Le « reste à charge » atteignait donc plus de 12.000€, une dépense hors de sa portée, mais nécessaire pour vivre en famille, aller à la mer, sortir en forêt. Alors, il a décidé de lancer des actions de solidarité pour obtenir l’argent nécessaire, avec un résultat qui a dépassé ses espérances : plus de 57.000€ collectés lors de lotos, tombolas et autres initiatives qui ont mobilisé des centaines de personnes durant 18 mois. « J’étais persuadé que j’obtiendrai de la MDPH et de la MSA le financement de la totalité de mes aides techniques, en fin de compte j’ai pris leur place. J’ai remué ciel et terre, pendant ces 18 mois », constate Gilles Legentil en dressant le bilan de cette solidarité populaire.

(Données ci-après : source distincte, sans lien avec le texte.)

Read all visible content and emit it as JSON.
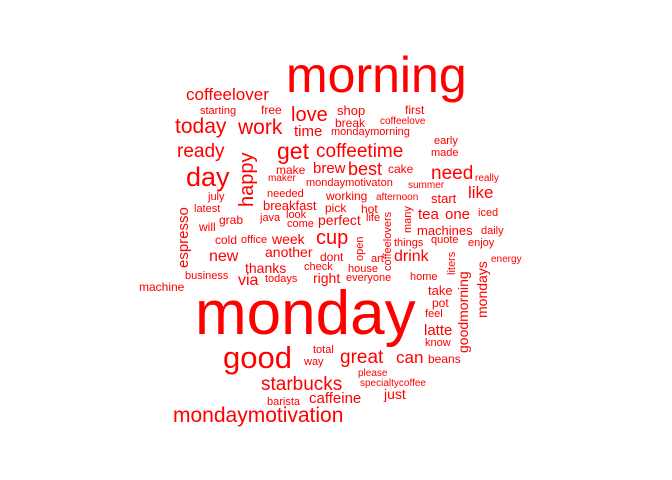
{
  "word_color": "#ff0000",
  "words": [
    "morning",
    "monday",
    "good",
    "mondaymotivation",
    "starbucks",
    "day",
    "get",
    "coffeetime",
    "cup",
    "today",
    "work",
    "coffeelover",
    "love",
    "happy",
    "ready",
    "great",
    "need",
    "best",
    "like",
    "caffeine",
    "can",
    "drink",
    "just",
    "time",
    "brew",
    "one",
    "tea",
    "latte",
    "espresso",
    "week",
    "new",
    "via",
    "thanks",
    "another",
    "perfect",
    "right",
    "mondays",
    "goodmorning",
    "shop",
    "free",
    "starting",
    "first",
    "break",
    "coffeelove",
    "mondaymorning",
    "early",
    "made",
    "cake",
    "make",
    "maker",
    "mondaymotivaton",
    "summer",
    "really",
    "start",
    "working",
    "afternoon",
    "july",
    "latest",
    "needed",
    "breakfast",
    "pick",
    "hot",
    "iced",
    "will",
    "grab",
    "java",
    "look",
    "come",
    "life",
    "many",
    "machines",
    "daily",
    "cold",
    "office",
    "quote",
    "enjoy",
    "coffeelovers",
    "things",
    "open",
    "art",
    "dont",
    "check",
    "house",
    "liters",
    "energy",
    "business",
    "todays",
    "everyone",
    "home",
    "machine",
    "take",
    "pot",
    "feel",
    "know",
    "total",
    "way",
    "beans",
    "please",
    "specialtycoffee",
    "barista"
  ]
}
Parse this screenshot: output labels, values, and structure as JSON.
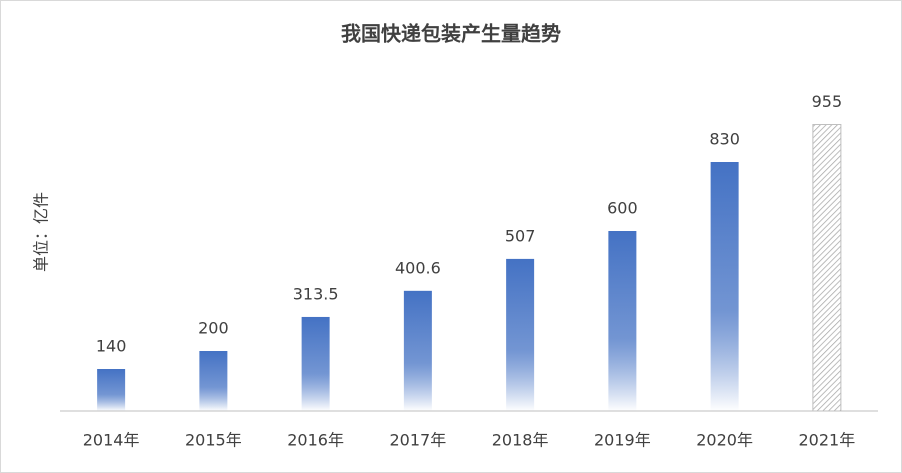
{
  "chart_data": {
    "type": "bar",
    "title": "我国快递包装产生量趋势",
    "y_label": "单位：亿件",
    "categories": [
      "2014年",
      "2015年",
      "2016年",
      "2017年",
      "2018年",
      "2019年",
      "2020年",
      "2021年"
    ],
    "values": [
      140,
      200,
      313.5,
      400.6,
      507,
      600,
      830,
      955
    ],
    "hatched": [
      false,
      false,
      false,
      false,
      false,
      false,
      false,
      true
    ],
    "color": "#4472c4",
    "ylim": [
      0,
      1000
    ],
    "grid": false
  }
}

Solidarité qu’il doit au fait d’être connu et apprécié, et que ses concitoyens ainsi que des élus locaux aient décidé de ne pas l’abandonner à ce minimum de survie qu’est rapidement devenue la PCH. Gilles Legentil a tenu à remercier publiquement tous les donateurs, lors d’une réunion publique en octobre dernier. Avec les dons recueillis, il a pu financer le fauteuil roulant qu’il voulait, acheter d’occasion un monospace adapté qui avait peu roulé, et réaliser d’autres aménagements.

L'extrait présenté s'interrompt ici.